Das Bundesverwaltungsgericht führte am 05.11.2018 eine mündliche Verhandlung mit der ganzen Familie durch um die vom Bundesamt für Fremdenwesen und Asyl in Zweifel gezogene Glaubwürdigkeit der Erstbeschwerdeführerin zu überprüfen. Dabei konnte diese durch das Vorzeigen ihrer Tochter die Behauptung der Erstbehörde dass sie gar nicht schwanger gewesen sei entkräften und durch die Vorlage eines Studienausweises auch ihre Ausbildung zum Lehramt an der Universität Tiflis beweisen, einen Umstand der ihr durch das Bundesamt für Fremdenwesen und Asyl ebenfalls nicht geglaubt wurde.

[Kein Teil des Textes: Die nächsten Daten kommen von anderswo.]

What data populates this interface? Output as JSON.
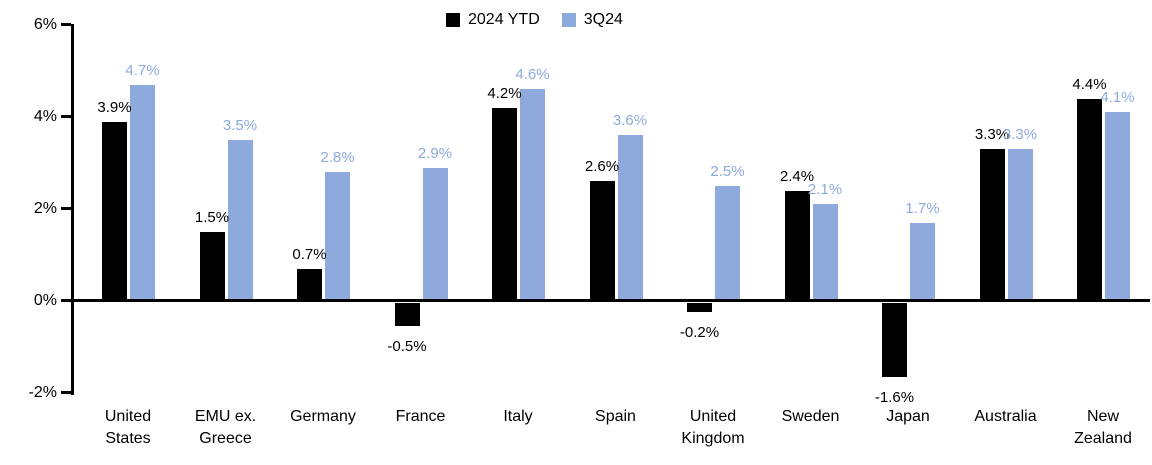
{
  "chart_data": {
    "type": "bar",
    "title": "",
    "categories": [
      "United States",
      "EMU ex. Greece",
      "Germany",
      "France",
      "Italy",
      "Spain",
      "United Kingdom",
      "Sweden",
      "Japan",
      "Australia",
      "New Zealand"
    ],
    "series": [
      {
        "name": "2024 YTD",
        "color": "#000000",
        "values": [
          3.9,
          1.5,
          0.7,
          -0.5,
          4.2,
          2.6,
          -0.2,
          2.4,
          -1.6,
          3.3,
          4.4
        ]
      },
      {
        "name": "3Q24",
        "color": "#8EA9DB",
        "values": [
          4.7,
          3.5,
          2.8,
          2.9,
          4.6,
          3.6,
          2.5,
          2.1,
          1.7,
          3.3,
          4.1
        ]
      }
    ],
    "value_labels": true,
    "value_label_suffix": "%",
    "ylim": [
      -2,
      6
    ],
    "yticks": [
      6,
      4,
      2,
      0,
      -2
    ],
    "ytick_labels": [
      "6%",
      "4%",
      "2%",
      "0%",
      "-2%"
    ],
    "xlabel": "",
    "ylabel": "",
    "grid": false,
    "legend_position": "top-center"
  }
}
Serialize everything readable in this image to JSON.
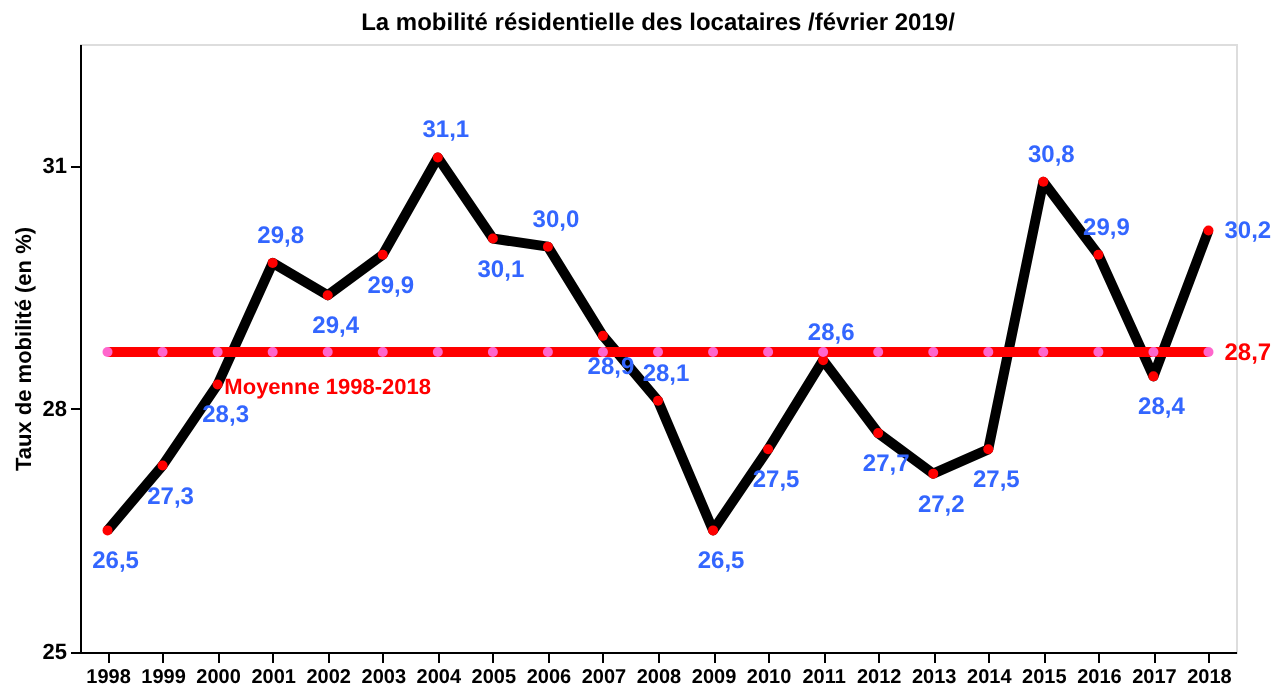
{
  "chart_data": {
    "type": "line",
    "title": "La mobilité résidentielle des locataires /février 2019/",
    "ylabel": "Taux de mobilité (en %)",
    "categories": [
      "1998",
      "1999",
      "2000",
      "2001",
      "2002",
      "2003",
      "2004",
      "2005",
      "2006",
      "2007",
      "2008",
      "2009",
      "2010",
      "2011",
      "2012",
      "2013",
      "2014",
      "2015",
      "2016",
      "2017",
      "2018"
    ],
    "series": [
      {
        "color": "#000000",
        "colors": [
          "#ff0000",
          "#ff0000",
          "#ff0000",
          "#ff0000",
          "#ff0000",
          "#ff0000",
          "#ff0000",
          "#ff0000",
          "#ff0000",
          "#ff0000",
          "#ff0000",
          "#ff0000",
          "#ff0000",
          "#ff0000",
          "#ff0000",
          "#ff0000",
          "#ff0000",
          "#ff0000",
          "#ff0000",
          "#ff0000",
          "#ff0000"
        ],
        "values": [
          26.5,
          27.3,
          28.3,
          29.8,
          29.4,
          29.9,
          31.1,
          30.1,
          30.0,
          28.9,
          28.1,
          26.5,
          27.5,
          28.6,
          27.7,
          27.2,
          27.5,
          30.8,
          29.9,
          28.4,
          30.2
        ],
        "value_labels": [
          "26,5",
          "27,3",
          "28,3",
          "29,8",
          "29,4",
          "29,9",
          "31,1",
          "30,1",
          "30,0",
          "28,9",
          "28,1",
          "26,5",
          "27,5",
          "28,6",
          "27,7",
          "27,2",
          "27,5",
          "30,8",
          "29,9",
          "28,4",
          "30,2"
        ]
      },
      {
        "name": "Moyenne 1998-2018",
        "color": "#ff0000",
        "colors": [
          "#ff66cc",
          "#ff66cc",
          "#ff66cc",
          "#ff66cc",
          "#ff66cc",
          "#ff66cc",
          "#ff66cc",
          "#ff66cc",
          "#ff66cc",
          "#ff66cc",
          "#ff66cc",
          "#ff66cc",
          "#ff66cc",
          "#ff66cc",
          "#ff66cc",
          "#ff66cc",
          "#ff66cc",
          "#ff66cc",
          "#ff66cc",
          "#ff66cc",
          "#ff66cc"
        ],
        "values": [
          28.7,
          28.7,
          28.7,
          28.7,
          28.7,
          28.7,
          28.7,
          28.7,
          28.7,
          28.7,
          28.7,
          28.7,
          28.7,
          28.7,
          28.7,
          28.7,
          28.7,
          28.7,
          28.7,
          28.7,
          28.7
        ],
        "value_labels": [
          null,
          null,
          null,
          null,
          null,
          null,
          null,
          null,
          null,
          null,
          null,
          null,
          null,
          null,
          null,
          null,
          null,
          null,
          null,
          null,
          "28,7"
        ]
      }
    ],
    "ylim": [
      25,
      32.5
    ],
    "yticks": [
      25,
      28,
      31
    ],
    "grid": false,
    "legend": false,
    "marker": "circle",
    "line_style": "solid"
  }
}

Die Beschwerdeführer zogen nach Belehrung die Beschwerden gegen Spruchpunkt I und II zurück. Sohin wird festgehalten, dass die Spruchpunkte I und II der Bescheide der Beschwerdeführer in Rechtskraft erwachsen.

Zur Integration der Familie wurden folgende Unterlagen vorgelegt:

1.) Zur Person der Erstbeschwerdeführerin:

ein Arbeitsvorvertrag bei der Firma Estra Delikatessen Handels GmbH, Unterlagen über ein georgisches Reifezeugnis und Teile des georgischen Studiums bzw. der Universitätsreife, ein Zeugnis der Universität Wien über einen Deutschkurs mit bestandener Prüfung B2 und C1, weiters einen Sprachdiplom Deutsch des ÖSD Niveau C1, eine Bestätigung des Hilfswerks über die Grundausbildung der Erstbeschwerdeführerin zur Lernbegleiterin für nicht deutschsprachige Kinder, ein Schreiben der Bakip Kindergartenpädagogik, dass die Erstbeschwerdeführerin die Eignungsprüfung für das 4-semestrige Kolleg für Kindergartenpädagogik erfolgreich abgelegt habe, vier Empfehlungsschreiben von Privatpersonen,

2.) Zur Person des Zweitbeschwerdeführers:

Ein Bescheid vom April 2011 über die Zulassung zum Bachelorstudium Kulturtechnik und Wasserwirtschaft für das Wintersemester, ein Informationsschreiben der österreichischen Orientgesellschaft, dass sich die Deutschkenntnisse des Zweitbeschwerdeführers auf dem Niveau Art 2+ / B1 befinden, eine Anmeldebestätigung der Universität für Bodenkultur für einen Deutschkurs.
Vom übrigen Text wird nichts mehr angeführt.